Biography
Anna Steward is a transdisciplinary multimedia artist blending performance, storytelling, installation, and scientific collaboration. After training at Arts Ed London in 2000, she worked as an actor in German and Austrian theatre and with an international theatre laboratory based in Poland. Since 2007, she has focused on Live Art projects exploring cultural and anthropological themes. Her 2014 performance GELD-Pilgerreise inspired the Swiss film Church of Money, featured in the German Federal Agency for Civic Education's media library.

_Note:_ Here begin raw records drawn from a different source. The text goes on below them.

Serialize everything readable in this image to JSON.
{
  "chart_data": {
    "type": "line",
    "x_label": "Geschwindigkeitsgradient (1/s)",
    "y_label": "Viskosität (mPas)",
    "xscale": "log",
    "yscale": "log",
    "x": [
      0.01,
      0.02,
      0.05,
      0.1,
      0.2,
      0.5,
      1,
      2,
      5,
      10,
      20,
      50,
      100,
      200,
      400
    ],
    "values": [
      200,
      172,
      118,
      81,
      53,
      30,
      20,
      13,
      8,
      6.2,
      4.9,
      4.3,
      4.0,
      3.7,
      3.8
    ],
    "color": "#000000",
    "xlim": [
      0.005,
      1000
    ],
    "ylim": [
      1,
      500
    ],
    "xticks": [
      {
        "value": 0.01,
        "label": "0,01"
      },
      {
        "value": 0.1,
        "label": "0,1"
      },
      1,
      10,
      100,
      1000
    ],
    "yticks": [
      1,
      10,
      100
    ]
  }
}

Anna graduated with honours from the Academy of Fine Art Nuremberg in 2023 and is currrently a lecturer there. She has received prestigious scholarships, including from Künstlerhaus Lukas Ahrenshoop, the Maecenia Foundation Frankfurt, and the Bavarian State Ministry of Science and the Arts.
A deep-seated curiosity about what holds the world together has led her to explore scientific themes, primarily within microbiology and neurology, with a newfound passion for astrobiology.
In addition to her current collaboration with CBM Orléans, she is a visiting artist at the German Archaea Centre at the University of Regensburg.
Project
BioQuantum Record - Communicating with the Other
The BioQuantum Record is a speculative artistic project that reimagines how we might communicate with microbial life forms, challenging the human-centric concept of intelligence. It explores the idea that microbial collectives may be the most common form of life beyond Earth, and seeks ways to interact on a molecular level. As a post-Voyager concept, the BioQuantum Record is not just a passive artefact, but an interactive, living prototype that generates, receives, and responds to biological signals, offering a speculative exploration into how we might "speak" to microbial ecosystems. The sci-fi format blends playful design with real scientific findings, for creativity and the exploration of both real and fantastical concepts. This fusion results in a visually and conceptually stimulating object, where imaginative elements enhance the presentation of actual scientific discoveries, making complex ideas both accessible and engaging.